Story-Telling Skills of Children on the Spectrum

September 25, 2023

Compared to Neurotypical Matched Controls, Kids with ASD Struggle with Phonological and Lexical Errors

A recent Italian study has examined the storytelling skills of children with autism and compared those skills to neurotypical children. Participants in this research included 41 children with autism and 41 typically developing children between the ages of 7 and 11 years. Study subjects were matched on age, gender, level of formal education, intelligence quotient (IQ), working memory, attention skills, theory of mind, and phonological short-term memory.  The study’s design involved both groups of children being shown a cartoon story made of six drawings presented on the same page (the “Nest Story” originally by Paradis, 1987). Each child was later asked to tell the story of the drawing to the experimenter.
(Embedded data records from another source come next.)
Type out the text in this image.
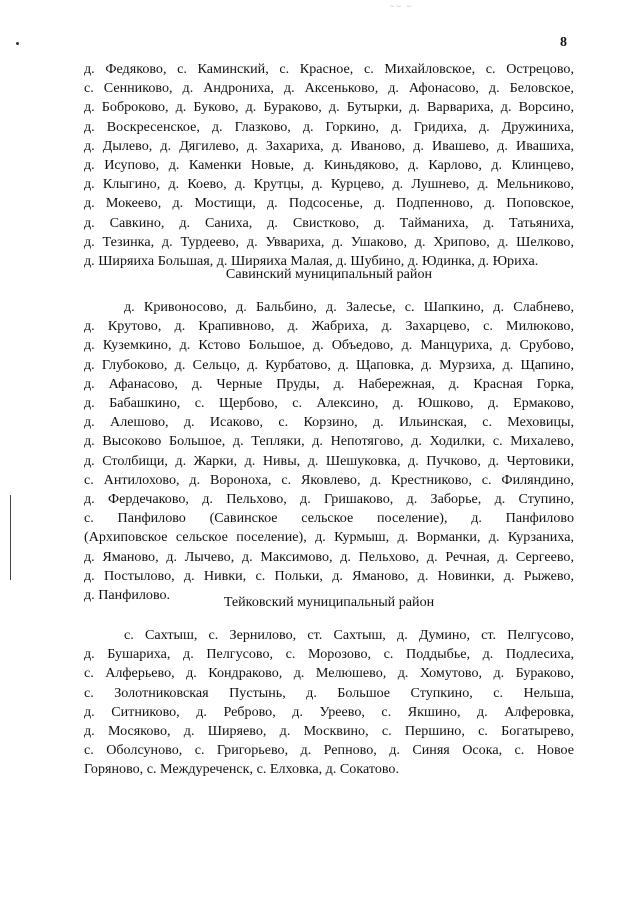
~~ ~
8

д. Федяково, с. Каминский, с. Красное, с. Михайловское, с. Острецово,

с. Сенниково, д. Андрониха, д. Аксеньково, д. Афонасово, д. Беловское,

д. Боброково, д. Буково, д. Бураково, д. Бутырки, д. Варвариха, д. Ворсино,

д. Воскресенское, д. Глазково, д. Горкино, д. Гридиха, д. Дружиниха,

д. Дылево, д. Дягилево, д. Захариха, д. Иваново, д. Ивашево, д. Ивашиха,

д. Исупово, д. Каменки Новые, д. Киньдяково, д. Карлово, д. Клинцево,

д. Клыгино, д. Коево, д. Крутцы, д. Курцево, д. Лушнево, д. Мельниково,

д. Мокеево, д. Мостищи, д. Подсосенье, д. Подпенново, д. Поповское,

д. Савкино, д. Саниха, д. Свистково, д. Тайманиха, д. Татьяниха,

д. Тезинка, д. Турдеево, д. Уввариха, д. Ушаково, д. Хрипово, д. Шелково,

д. Ширяиха Большая, д. Ширяиха Малая, д. Шубино, д. Юдинка, д. Юриха.

Савинский муниципальный район

д. Кривоносово, д. Бальбино, д. Залесье, с. Шапкино, д. Слабнево,

д. Крутово, д. Крапивново, д. Жабриха, д. Захарцево, с. Милюково,

д. Куземкино, д. Кстово Большое, д. Объедово, д. Манцуриха, д. Срубово,

д. Глубоково, д. Сельцо, д. Курбатово, д. Щаповка, д. Мурзиха, д. Щапино,

д. Афанасово, д. Черные Пруды, д. Набережная, д. Красная Горка,

д. Бабашкино, с. Щербово, с. Алексино, д. Юшково, д. Ермаково,

д. Алешово, д. Исаково, с. Корзино, д. Ильинская, с. Меховицы,

д. Высоково Большое, д. Тепляки, д. Непотягово, д. Ходилки, с. Михалево,

д. Столбищи, д. Жарки, д. Нивы, д. Шешуковка, д. Пучково, д. Чертовики,

с. Антилохово, д. Вороноха, с. Яковлево, д. Крестниково, с. Филяндино,

д. Фердечаково, д. Пельхово, д. Гришаково, д. Заборье, д. Ступино,

с. Панфилово (Савинское сельское поселение), д. Панфилово

(Архиповское сельское поселение), д. Курмыш, д. Ворманки, д. Курзаниха,

д. Яманово, д. Лычево, д. Максимово, д. Пельхово, д. Речная, д. Сергеево,

д. Постылово, д. Нивки, с. Польки, д. Яманово, д. Новинки, д. Рыжево,

д. Панфилово.	Тейковский муниципальный район

с. Сахтыш, с. Зернилово, ст. Сахтыш, д. Думино, ст. Пелгусово,

д. Бушариха, д. Пелгусово, с. Морозово, с. Поддыбье, д. Подлесиха,

с. Алферьево, д. Кондраково, д. Мелюшево, д. Хомутово, д. Бураково,

с. Золотниковская Пустынь, д. Большое Ступкино, с. Нельша,

д. Ситниково, д. Реброво, д. Уреево, с. Якшино, д. Алферовка,

д. Мосяково, д. Ширяево, д. Москвино, с. Першино, с. Богатырево,

с. Оболсуново, с. Григорьево, д. Репново, д. Синяя Осока, с. Новое

Горяново, с. Междуреченск, с. Елховка, д. Сокатово.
After analyzing the stories from both groups, the authors discovered that children on the spectrum produced stories with higher percentages of phonological and lexical errors than the narratives produced by the neurotypical control group. Additionally, they found that children with autism included fewer visible events and inferred events, and their stories were less coherently organized than the narratives of the control group. The authors state that from a clinical point of view, their study proves the efficacy of using procedures of narrative discourse assessment to appropriately identify the linguistic and narrative challenges of children on the spectrum. They suggest this recognition could lead to the development of narrative treatments aimed at improving specific aspects of story production.